Smalanda 18.11.2011, 16:16 Uhr 0 1

Oktober 2011

Trotz Poesie kein Gedicht

 

Über Finanzplätze streifen schnurrbärtige Maskenmänner,

die üblichen Verdächtigen spielen kuschlige Opferlämmer.

Le President zeigt auch politisch nun seine wahre Grösse,

für entscheidende Worte ist Angela Souffleuse.

Wenigstens die Spezialschuhe heben etwas in den Himmel,

für la Bella Carla bleibt er der Ritter auf dem Blauschimmel.

 

Im Land der weissen Häuser hat der letzte Hund gebellt.

am Strand werden geschwind Rettungsschirme aufgestellt.

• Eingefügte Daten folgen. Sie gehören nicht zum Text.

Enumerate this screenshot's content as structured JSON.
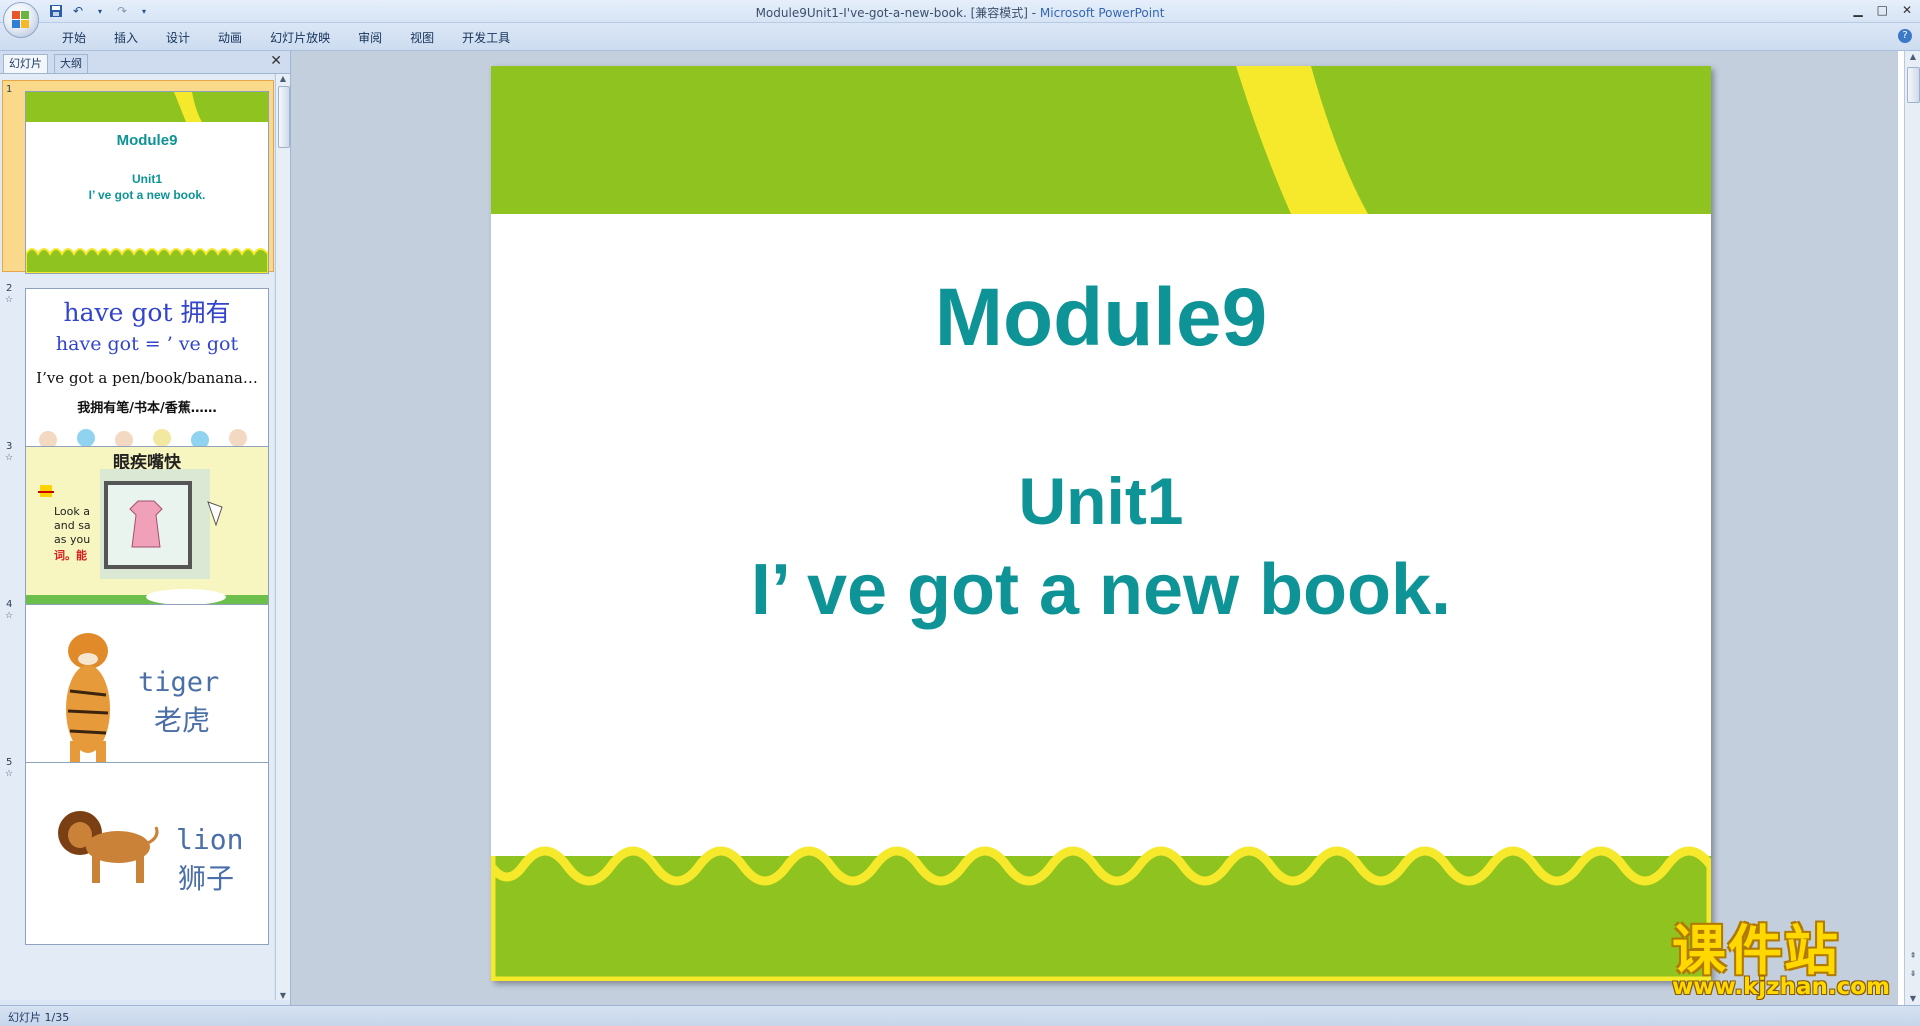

Und die Zahlen drunter fallen „flatsch“ in den Sand,

Staffros hält das Ding fragend in der Hand:

„Mist, haben wir den jetzt falsch aufgebaut?“

„War bestimmt kaputt!“ antwortet Ilias, während er das Etikett anschaut.

„Made in Germany!“ heisst’s hier. Was isn‘ das für’n Dreck?“

Staffros erbost: „Da wollen wir aber Ersatz, eh der nächste verreckt!“

 

Unterdessen nehmen Herrmann und Ulrike Platz am Strand,

die Supermarkttüten prall gefüllt in der Hand.

„Schatz, reich mir doch den Sarkoziki und die Merkrelen in Aspik!“

Also Globalisierung funktioniert kulinarisch doch très magnifique!“

Eine Stunde später hat Hermann ein Problem im Verdauungstrakt:

„Manchmal, Ulli, wäre Trennkost besser, auch wenn vertrackt!“

Der angebrochene Tag endet unschön auf dem WC,

Ulli sonnt sich ungestört bist zum Sonnenbrand juhe.

Hermi wirkt blass und vollkommen entkräftet,

seine Augen permanent an die Kloschüssel geheftet,

resümiert er etwas zittrig und ziemlich erschlagen:

„Es ist zwar hart aber man kann’s grad noch vertragen.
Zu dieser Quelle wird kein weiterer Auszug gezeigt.